Already, medical marijuana patients who have found it difficult to travel to other counties to receive their medicine have welcomed Robertson’s business.
“I have had one response from a person who already has their card,” she says. “It’s really hard for him to get his medicine because his ailment is debilitating to the point he cannot drive. His statement to me was, ‘Bless you. Now my medicine can be delivered to me.’”
Before Robertson opened the Ridgway Apothecary, she attended an “intense” two-day seminar in Denver taught by a lawyer who is “really on top of this issue,” she explains. Not only did she learn ways to create a legitimate business in Colorado, but learned to do it in a very professional manner. And while Robertson believes there is a great value in providing medical marijuana to patients who need it, she also believes there are a good number of dispensaries that are abusing the process.
“I believe there are people misusing these [laws] and I want to be one of the people who doesn’t,” she says.
Moreover, Robertson emphasizes that her business Cups will have nothing to do with the Ridgway Apothecary and no medical marijuana will be stored or sold on the premises.
“Because families and children come into Cups, there will never be any medicine here,” she says. “I really want to stress that I won’t mix the two businesses.”
There are currently a handful of municipalities in Colorado that have enacted moratoriums on medical marijuana dispensaries – Ridgway and Ouray included – while the state legislature makes decisions on how the businesses will be regulated.

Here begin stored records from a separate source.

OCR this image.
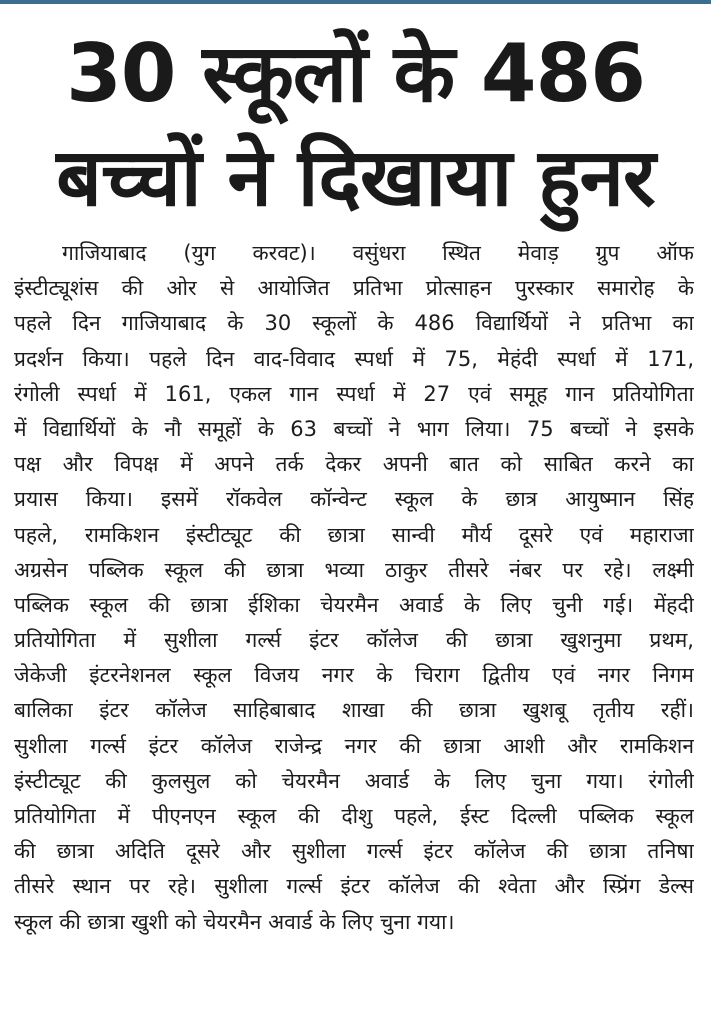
30 स्कूलों के 486
बच्चों ने दिखाया हुनर
गाजियाबाद (युग करवट)। वसुंधरा स्थित मेवाड़ ग्रुप ऑफ
इंस्टीट्यूशंस की ओर से आयोजित प्रतिभा प्रोत्साहन पुरस्कार समारोह के
पहले दिन गाजियाबाद के 30 स्कूलों के 486 विद्यार्थियों ने प्रतिभा का
प्रदर्शन किया। पहले दिन वाद-विवाद स्पर्धा में 75, मेहंदी स्पर्धा में 171,
रंगोली स्पर्धा में 161, एकल गान स्पर्धा में 27 एवं समूह गान प्रतियोगिता
में विद्यार्थियों के नौ समूहों के 63 बच्चों ने भाग लिया। 75 बच्चों ने इसके
पक्ष और विपक्ष में अपने तर्क देकर अपनी बात को साबित करने का
प्रयास किया। इसमें रॉकवेल कॉन्वेन्ट स्कूल के छात्र आयुष्मान सिंह
पहले, रामकिशन इंस्टीट्यूट की छात्रा सान्वी मौर्य दूसरे एवं महाराजा
अग्रसेन पब्लिक स्कूल की छात्रा भव्या ठाकुर तीसरे नंबर पर रहे। लक्ष्मी
पब्लिक स्कूल की छात्रा ईशिका चेयरमैन अवार्ड के लिए चुनी गई। मेंहदी
प्रतियोगिता में सुशीला गर्ल्स इंटर कॉलेज की छात्रा खुशनुमा प्रथम,
जेकेजी इंटरनेशनल स्कूल विजय नगर के चिराग द्वितीय एवं नगर निगम
बालिका इंटर कॉलेज साहिबाबाद शाखा की छात्रा खुशबू तृतीय रहीं।
सुशीला गर्ल्स इंटर कॉलेज राजेन्द्र नगर की छात्रा आशी और रामकिशन
इंस्टीट्यूट की कुलसुल को चेयरमैन अवार्ड के लिए चुना गया। रंगोली
प्रतियोगिता में पीएनएन स्कूल की दीशु पहले, ईस्ट दिल्ली पब्लिक स्कूल
की छात्रा अदिति दूसरे और सुशीला गर्ल्स इंटर कॉलेज की छात्रा तनिषा
तीसरे स्थान पर रहे। सुशीला गर्ल्स इंटर कॉलेज की श्वेता और स्प्रिंग डेल्स
स्कूल की छात्रा खुशी को चेयरमैन अवार्ड के लिए चुना गया।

The Ouray Board of County Commissioners has taken a wait-and-see approach to a possible moratorium on medical marijuana dispensaries, believing there are already enough county regulatory tools in place for commercial businesses. According to current regulations, the only area in Ouray County where a dispensary could legally open is the Colona Zone, or in a private home as a Home Occupancy. According to Robertson, Ouray County staff has assured her that as a home-based business, Ridgway Apothecary is considered a legitimate business under the county’s Land Use Code.